Walaupun cara-cara tersebut bertentangan dengan peraturan. Jadi yang perlu menjadi perhatian semua pihak termasuk pemerintah, kepala sekolah, guru, siswa dan orang tua adalah bagaimana proses pendidikan itu berlangsung bukan cuma melihat hasilnya. Percuma nilai UN bagus dan lulus tapi hasil berbuat curang. Siswa tidak akan termotivasi untuk belajar, usaha guru dalam proses kegiatan belajar mengajar pun tidak terukur dan niat pemerintah untuk meningkatkan mutu pendidikan tidak akan pernah tercapai. Marilah kita jujur pada diri kita sendiri bagaimana pendidikan kita akan maju jika semua pihak ingin mendapatkan hasil yang baik tanpa mau berusaha dan bekerja. Hanya demi selembar kertas surat keterangan hasil ujian nasional (SKHUN) idealisme guru sebagai pendidik dikorbankan.

Peran orangtua siswa juga tidak kalah penting dalam proses pendidikan. Orangtua seharusnya mampu memotivasi siswa untuk meraih apa yang mereka inginkan dengan belajar.
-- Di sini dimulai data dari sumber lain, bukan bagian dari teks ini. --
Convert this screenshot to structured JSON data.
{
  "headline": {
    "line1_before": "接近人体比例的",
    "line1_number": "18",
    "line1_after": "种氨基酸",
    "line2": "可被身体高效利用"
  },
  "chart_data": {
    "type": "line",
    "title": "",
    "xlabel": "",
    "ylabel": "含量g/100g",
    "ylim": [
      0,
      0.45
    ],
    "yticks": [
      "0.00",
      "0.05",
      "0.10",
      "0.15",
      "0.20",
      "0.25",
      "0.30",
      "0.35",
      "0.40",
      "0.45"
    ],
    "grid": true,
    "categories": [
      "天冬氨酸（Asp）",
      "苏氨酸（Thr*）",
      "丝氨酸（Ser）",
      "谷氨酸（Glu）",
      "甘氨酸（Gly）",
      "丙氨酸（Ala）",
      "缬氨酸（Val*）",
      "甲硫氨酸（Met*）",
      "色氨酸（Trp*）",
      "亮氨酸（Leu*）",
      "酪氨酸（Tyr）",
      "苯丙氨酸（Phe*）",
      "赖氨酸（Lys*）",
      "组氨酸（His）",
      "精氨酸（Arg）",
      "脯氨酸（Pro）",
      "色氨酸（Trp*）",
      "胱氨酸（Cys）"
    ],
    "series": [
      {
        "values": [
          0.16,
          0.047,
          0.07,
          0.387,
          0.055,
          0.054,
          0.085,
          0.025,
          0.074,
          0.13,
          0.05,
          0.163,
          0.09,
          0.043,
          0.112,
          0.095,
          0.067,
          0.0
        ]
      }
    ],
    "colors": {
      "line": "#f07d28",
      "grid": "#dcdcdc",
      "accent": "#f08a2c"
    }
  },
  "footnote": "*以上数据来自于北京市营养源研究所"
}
Mereka jangan menyerahkan semua proses pendidikan anaknya ke sekolah karena sekolah hanyalah salah satu sarana memperoleh pendidikan.
Peningkatan mutu pendidikan adalah sebuah keharusan untuk mengejar ketertinggalan dari bangsa lain. Banyak hal yang harus dilakukan dimulai dari peningkatan sarana dan prasaran belajar, upgrading guru dengan sertifikasi, perbaikan kurikulum dan lain sebagainya. Tugas berat ini bukan hanya dibebankan kepada pemerintah saja tapi menjadi tugas kita bersama.

Hasil ujian nasional harus kita sikapi dengan bijaksana karena hasil ujian nasional bukanlah segalanya. Ujian nasional hanyalah salah satu proses pendidikan yang harus dilalui. Lulus ujian nasional bukan penentu keberhasilan hidup siswa. Setelah lulus sekolah, siswa akan masuk dalam sekolah yang lebih besar, sekolah kehidupan. Siapa yang bisa belajar di sana, mereka akan berhasil dalam hidupnya. Semoga.